The last time the number of females fell this low was in 2002, when 55 million were present. The estimates are based on samples from 1,500 sites around the bay.

The 10-percent reduction will be achieved by lowering bushel limits on female crabs.
A 10% reduction is probably within the noise band of the population estimates, and almost certainly within the error (shortage) on the reported harvest, so the reduction is mostly for appearances.  If they were serious about protecting crabs, they'd cut back the harvest more like 20-50%.

That said, crab recruitment and harvest is highly variable from year to year without much apparent cause (it's probably weather), and it's just as likely for there to be a banner crop next year, and if that happens they'll be quick to claim credit.

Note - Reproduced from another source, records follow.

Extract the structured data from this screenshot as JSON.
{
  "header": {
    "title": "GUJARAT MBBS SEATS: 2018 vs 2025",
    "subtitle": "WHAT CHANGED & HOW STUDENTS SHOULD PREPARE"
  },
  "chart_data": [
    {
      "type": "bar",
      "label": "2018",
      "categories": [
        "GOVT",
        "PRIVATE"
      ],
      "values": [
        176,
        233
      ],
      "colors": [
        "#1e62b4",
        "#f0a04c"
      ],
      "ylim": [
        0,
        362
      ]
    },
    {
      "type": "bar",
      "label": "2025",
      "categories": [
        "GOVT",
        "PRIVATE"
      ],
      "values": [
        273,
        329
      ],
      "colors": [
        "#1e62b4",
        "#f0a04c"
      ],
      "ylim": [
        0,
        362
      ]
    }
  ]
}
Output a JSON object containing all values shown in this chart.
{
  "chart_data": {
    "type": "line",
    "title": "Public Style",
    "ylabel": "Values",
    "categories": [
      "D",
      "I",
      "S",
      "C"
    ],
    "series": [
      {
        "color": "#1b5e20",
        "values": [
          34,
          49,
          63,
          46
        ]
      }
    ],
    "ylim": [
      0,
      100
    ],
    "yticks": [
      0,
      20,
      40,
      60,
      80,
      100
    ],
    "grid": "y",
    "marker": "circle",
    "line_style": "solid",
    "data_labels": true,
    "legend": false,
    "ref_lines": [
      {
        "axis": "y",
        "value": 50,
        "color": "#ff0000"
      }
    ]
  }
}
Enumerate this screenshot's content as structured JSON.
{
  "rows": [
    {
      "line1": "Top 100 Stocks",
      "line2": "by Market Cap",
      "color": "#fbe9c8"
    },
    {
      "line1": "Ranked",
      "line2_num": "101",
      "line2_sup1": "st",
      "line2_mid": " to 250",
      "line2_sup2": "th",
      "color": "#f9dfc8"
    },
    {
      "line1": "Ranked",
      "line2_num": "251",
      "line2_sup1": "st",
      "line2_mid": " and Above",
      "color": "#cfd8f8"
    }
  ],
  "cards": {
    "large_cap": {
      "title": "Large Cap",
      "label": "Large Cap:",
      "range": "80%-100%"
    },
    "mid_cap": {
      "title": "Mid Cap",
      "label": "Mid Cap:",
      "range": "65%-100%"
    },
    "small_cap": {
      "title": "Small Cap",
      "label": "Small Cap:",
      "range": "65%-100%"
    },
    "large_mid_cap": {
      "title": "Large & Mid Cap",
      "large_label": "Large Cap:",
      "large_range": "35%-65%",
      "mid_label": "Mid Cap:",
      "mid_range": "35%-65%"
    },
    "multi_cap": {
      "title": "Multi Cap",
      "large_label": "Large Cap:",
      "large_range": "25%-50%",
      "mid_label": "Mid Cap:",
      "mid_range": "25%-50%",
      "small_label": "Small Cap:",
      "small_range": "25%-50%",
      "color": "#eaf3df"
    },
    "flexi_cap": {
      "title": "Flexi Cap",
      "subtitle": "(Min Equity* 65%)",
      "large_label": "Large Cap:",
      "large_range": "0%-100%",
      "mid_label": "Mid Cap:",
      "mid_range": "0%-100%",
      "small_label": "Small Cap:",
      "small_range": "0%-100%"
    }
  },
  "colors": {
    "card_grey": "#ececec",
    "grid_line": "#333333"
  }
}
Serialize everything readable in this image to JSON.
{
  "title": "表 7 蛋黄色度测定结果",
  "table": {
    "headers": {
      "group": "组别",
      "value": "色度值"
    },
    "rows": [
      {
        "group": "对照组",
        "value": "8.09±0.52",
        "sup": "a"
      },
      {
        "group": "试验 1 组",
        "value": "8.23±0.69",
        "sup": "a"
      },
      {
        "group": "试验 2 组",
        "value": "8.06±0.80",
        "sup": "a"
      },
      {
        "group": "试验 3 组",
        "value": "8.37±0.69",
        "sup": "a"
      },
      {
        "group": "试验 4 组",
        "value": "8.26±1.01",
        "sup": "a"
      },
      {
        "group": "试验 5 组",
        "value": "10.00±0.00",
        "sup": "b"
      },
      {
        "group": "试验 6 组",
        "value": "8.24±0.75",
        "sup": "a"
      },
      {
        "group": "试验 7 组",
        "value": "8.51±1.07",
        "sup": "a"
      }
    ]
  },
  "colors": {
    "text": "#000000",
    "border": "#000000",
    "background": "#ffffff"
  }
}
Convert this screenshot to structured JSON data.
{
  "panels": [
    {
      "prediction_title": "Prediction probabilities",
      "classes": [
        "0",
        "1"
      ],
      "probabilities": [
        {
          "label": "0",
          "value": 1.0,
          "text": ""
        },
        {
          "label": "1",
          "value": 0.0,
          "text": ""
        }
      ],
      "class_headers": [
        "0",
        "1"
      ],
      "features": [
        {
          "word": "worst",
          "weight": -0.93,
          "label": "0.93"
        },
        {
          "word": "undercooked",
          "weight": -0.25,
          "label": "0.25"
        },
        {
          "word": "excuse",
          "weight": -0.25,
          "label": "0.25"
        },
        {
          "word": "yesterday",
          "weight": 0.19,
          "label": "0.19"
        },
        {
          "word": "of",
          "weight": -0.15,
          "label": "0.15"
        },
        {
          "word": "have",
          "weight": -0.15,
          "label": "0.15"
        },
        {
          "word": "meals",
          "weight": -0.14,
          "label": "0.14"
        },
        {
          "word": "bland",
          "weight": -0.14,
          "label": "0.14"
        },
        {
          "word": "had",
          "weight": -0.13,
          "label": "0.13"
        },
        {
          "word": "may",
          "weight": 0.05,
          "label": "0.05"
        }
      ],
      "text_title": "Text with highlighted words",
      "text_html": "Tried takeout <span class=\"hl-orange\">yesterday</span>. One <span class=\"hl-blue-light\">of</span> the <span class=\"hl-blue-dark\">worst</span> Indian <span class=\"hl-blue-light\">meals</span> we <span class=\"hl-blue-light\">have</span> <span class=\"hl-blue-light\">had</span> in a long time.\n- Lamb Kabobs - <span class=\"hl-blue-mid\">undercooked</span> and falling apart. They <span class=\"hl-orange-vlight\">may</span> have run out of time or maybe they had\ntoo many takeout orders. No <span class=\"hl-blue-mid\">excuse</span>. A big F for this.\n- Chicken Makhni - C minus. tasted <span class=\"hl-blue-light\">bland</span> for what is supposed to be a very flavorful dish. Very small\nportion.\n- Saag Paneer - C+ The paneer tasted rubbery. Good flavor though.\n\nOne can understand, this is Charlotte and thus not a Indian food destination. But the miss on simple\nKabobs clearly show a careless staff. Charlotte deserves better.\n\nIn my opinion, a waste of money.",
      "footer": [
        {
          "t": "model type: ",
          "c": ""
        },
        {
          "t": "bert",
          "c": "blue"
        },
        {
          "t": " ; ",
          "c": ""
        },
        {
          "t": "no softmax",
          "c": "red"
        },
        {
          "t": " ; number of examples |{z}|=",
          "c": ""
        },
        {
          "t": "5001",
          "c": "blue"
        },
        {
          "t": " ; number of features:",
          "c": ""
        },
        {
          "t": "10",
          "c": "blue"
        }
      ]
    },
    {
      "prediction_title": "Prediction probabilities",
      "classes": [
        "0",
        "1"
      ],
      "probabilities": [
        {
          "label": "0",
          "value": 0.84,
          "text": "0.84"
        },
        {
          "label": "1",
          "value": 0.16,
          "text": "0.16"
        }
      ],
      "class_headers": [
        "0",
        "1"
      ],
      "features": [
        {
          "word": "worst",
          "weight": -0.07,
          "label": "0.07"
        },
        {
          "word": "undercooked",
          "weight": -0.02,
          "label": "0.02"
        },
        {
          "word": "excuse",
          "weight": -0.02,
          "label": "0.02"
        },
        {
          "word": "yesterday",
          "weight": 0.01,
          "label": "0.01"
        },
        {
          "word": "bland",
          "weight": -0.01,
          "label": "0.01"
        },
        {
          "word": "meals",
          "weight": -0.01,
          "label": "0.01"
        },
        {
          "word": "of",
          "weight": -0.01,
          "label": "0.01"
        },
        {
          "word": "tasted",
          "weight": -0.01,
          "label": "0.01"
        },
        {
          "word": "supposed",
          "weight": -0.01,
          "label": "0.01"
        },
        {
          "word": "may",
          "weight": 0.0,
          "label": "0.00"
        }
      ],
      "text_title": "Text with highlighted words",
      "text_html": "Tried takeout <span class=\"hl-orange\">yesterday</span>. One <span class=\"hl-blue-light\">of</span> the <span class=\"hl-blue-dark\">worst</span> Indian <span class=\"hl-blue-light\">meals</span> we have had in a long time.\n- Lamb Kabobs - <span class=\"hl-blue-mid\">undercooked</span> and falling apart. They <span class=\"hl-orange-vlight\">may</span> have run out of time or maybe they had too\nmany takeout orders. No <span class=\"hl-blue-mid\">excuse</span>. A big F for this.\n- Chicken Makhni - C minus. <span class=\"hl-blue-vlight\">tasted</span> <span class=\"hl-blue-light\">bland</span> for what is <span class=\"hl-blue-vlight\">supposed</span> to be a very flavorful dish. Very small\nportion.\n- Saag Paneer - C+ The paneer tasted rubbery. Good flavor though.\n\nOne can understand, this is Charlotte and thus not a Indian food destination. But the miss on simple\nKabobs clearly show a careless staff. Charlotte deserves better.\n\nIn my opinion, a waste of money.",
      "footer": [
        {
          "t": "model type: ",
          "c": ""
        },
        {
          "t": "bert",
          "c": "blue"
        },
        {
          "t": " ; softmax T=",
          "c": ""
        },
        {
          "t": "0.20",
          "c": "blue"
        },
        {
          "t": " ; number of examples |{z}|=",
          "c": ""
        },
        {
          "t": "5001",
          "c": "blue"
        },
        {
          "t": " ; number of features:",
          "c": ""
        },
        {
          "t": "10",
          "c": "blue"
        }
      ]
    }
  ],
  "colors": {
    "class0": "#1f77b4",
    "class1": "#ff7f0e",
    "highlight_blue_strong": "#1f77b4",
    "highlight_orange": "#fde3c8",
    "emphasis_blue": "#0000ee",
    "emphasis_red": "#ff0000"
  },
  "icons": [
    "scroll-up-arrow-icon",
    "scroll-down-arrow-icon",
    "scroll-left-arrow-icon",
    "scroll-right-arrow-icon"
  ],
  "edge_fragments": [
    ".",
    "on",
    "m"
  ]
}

In other crab news, Crabs cringe at sound of predators
In horror flicks, creepy soundtracks are used to help scare the living daylights out of people. In a lab, two researchers used a similar device to freak out mud crabs in an effort to prove they can hear.

The researchers placed the crabs in a big tank and piped in sounds commonly made by fish that eat them. The crabs were scared stiff.

When mating calls and nest defense grunts of hardhead catfish and black drum fish played through an underwater speaker, the crabs didn’t dare venture out to dine on the juicy, defenseless juvenile clams the researchers set out for them.
I wonder if they've learned to fear watermen's voices.